I ask this because I've been listening to a radio show (discussing whether Black homosexuality was a result of white supremacy) where Makeda Violeta states that Ossosi was actually a female because, she says, "trackers were always female" and, to paraphrase, the women were more in tune with the Spirit. She also came to the conclusion that because Ossosi is known as the left-hand tracker, he was a female because the feminine is associated with the mystery of the so-called left-hand (or occult, hidden) path.

What are your thoughts?

Here is the link to the show here:

http://wildfire.gigya.com/wildfire/...JHEXP2znbe8s7PUhqQbLA4VBPY3AXdRdLTAMlBH_XuMxw..

Alternate link: http://www.blogtalkradio.com/rawtal...ack-homosexuality-a-result-of-white-supremacy


...the entire show is very interesting to listen to (as well as Part 1, which comes before the segment I linked to), but the part about Osossi comes around 49:00 minutes
 
Is Ossosi a female?

I ask this because I've been listening to a radio show (discussing whether Black homosexuality was a result of white supremacy) where Makeda Violeta states that Ossosi was actually a female because, she says, "trackers were always female" and, to paraphrase, the women were more in tune with the Spirit. She also came to the conclusion that because Ossosi is known as the left-hand tracker, he was a female because the feminine is associated with the mystery of the so-called left-hand (or occult, hidden) path.

What are your thoughts?

Here is the link to the show here:

http://wildfire.gigya.com/wildfire/...JHEXP2znbe8s7PUhqQbLA4VBPY3AXdRdLTAMlBH_XuMxw..
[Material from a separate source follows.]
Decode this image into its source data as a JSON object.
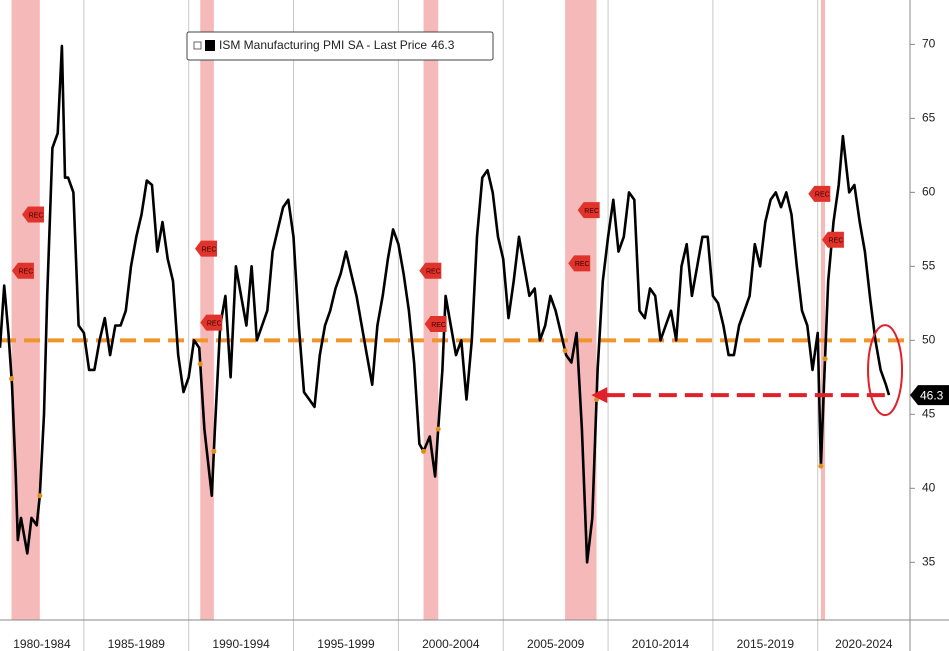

...the entire show is very interesting to listen to (as well as Part 1, which comes before the segment I linked to), but the part about Osossi comes around 49:00 minutes


I doubt that this woman is an Ifa devotee. She doesn't have basic understanding. First of all, one must refer to Odu when discussing these things. Secondly, Orisa are really male and female. Trackers are hunters, so i don't know were she got the idea that trackers were female. Sounds like a scholar making the info fit her thesis. her assertions are pure speculation; not founded in a reading of Odu.

alaafia
 
Sounds like a scholar making the info fit her thesis. her assertions are pure speculation; not founded in a reading of Odu.

alaafia

AMEN!! What you said so brilliantly is true of many scholars and pseudo-scholars running around on the internet. The odu and the proper reading of it is where we find the indisputable truth.